Analyzing choice data

Mathis Schulte writes,

We have collected 3 waves of survey data from 80 teams of approximately 12 people each. Each team has a formally designated leader. At Time 3, we asked an open ended question: “If you had to choose one member from your team (not including yourself) to be your team’s new leader, who would you choose? Please write this person’s first and last name in the space below.”

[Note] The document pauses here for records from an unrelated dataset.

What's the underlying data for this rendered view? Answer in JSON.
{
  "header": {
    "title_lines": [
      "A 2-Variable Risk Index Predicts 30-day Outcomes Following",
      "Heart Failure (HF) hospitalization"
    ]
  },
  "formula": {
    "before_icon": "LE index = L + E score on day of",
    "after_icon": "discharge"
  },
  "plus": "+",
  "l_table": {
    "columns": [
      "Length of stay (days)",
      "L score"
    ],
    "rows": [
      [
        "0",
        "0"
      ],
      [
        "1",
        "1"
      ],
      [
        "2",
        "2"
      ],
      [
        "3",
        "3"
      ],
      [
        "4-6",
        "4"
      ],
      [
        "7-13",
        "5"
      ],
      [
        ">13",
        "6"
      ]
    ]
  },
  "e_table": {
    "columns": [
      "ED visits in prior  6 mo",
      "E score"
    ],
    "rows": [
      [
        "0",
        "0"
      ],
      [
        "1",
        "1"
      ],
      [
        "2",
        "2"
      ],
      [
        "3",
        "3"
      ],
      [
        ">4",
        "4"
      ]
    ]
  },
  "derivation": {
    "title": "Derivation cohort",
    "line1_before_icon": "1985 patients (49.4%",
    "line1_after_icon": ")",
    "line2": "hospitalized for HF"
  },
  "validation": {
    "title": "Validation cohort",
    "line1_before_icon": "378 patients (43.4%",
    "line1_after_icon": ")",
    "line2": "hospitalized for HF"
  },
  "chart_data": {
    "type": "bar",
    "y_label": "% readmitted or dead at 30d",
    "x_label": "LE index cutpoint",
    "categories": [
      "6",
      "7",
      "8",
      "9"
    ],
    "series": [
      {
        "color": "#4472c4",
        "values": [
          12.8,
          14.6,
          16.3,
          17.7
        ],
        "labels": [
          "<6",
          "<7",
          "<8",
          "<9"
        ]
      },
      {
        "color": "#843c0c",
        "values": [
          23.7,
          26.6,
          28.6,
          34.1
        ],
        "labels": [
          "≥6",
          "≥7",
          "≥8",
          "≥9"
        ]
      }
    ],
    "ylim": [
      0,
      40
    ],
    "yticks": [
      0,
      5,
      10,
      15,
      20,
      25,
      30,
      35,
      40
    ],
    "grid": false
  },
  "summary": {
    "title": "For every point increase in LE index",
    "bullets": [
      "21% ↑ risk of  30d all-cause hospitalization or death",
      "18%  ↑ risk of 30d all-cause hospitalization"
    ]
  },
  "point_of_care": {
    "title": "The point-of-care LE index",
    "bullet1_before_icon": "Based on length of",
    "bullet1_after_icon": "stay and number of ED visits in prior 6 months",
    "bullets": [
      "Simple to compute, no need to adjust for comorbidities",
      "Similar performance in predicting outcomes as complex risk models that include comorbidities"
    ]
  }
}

We regard this as a measure of emergent leadership and want to predict the number of ‘votes’ (or nominations) a person receives from his/her team members with predictors at multiple levels (characteristics of voter, votee, and team). But clearly, there’s negative interdependence among the team members’ votes (i.e., the more votes one team member gets, the fewer votes other team members can get).

What can we do to use ‘votes’ as our DV?

That’s a good question. My first thought is that 12 is enough people in a group that you can pretty much ignore the correlation and just do the analysis. Strictly speaking, it’s an unordered multinomial outcome, and there are models for these, but maybe it’s simplest to start with something like a logistic regression predicting the probabilty that person i picks person j. If you model #votes as an outcome, I’d be sure to use an overdispersed model (rather than a straight binomial or Poisson). You also might want to use jackknife or bootstrap (on the 80 groups) to get standard errors.

The problem is so open-ended, though, that I expect there are a lot of good solutions that you’d only think of after playing with the data.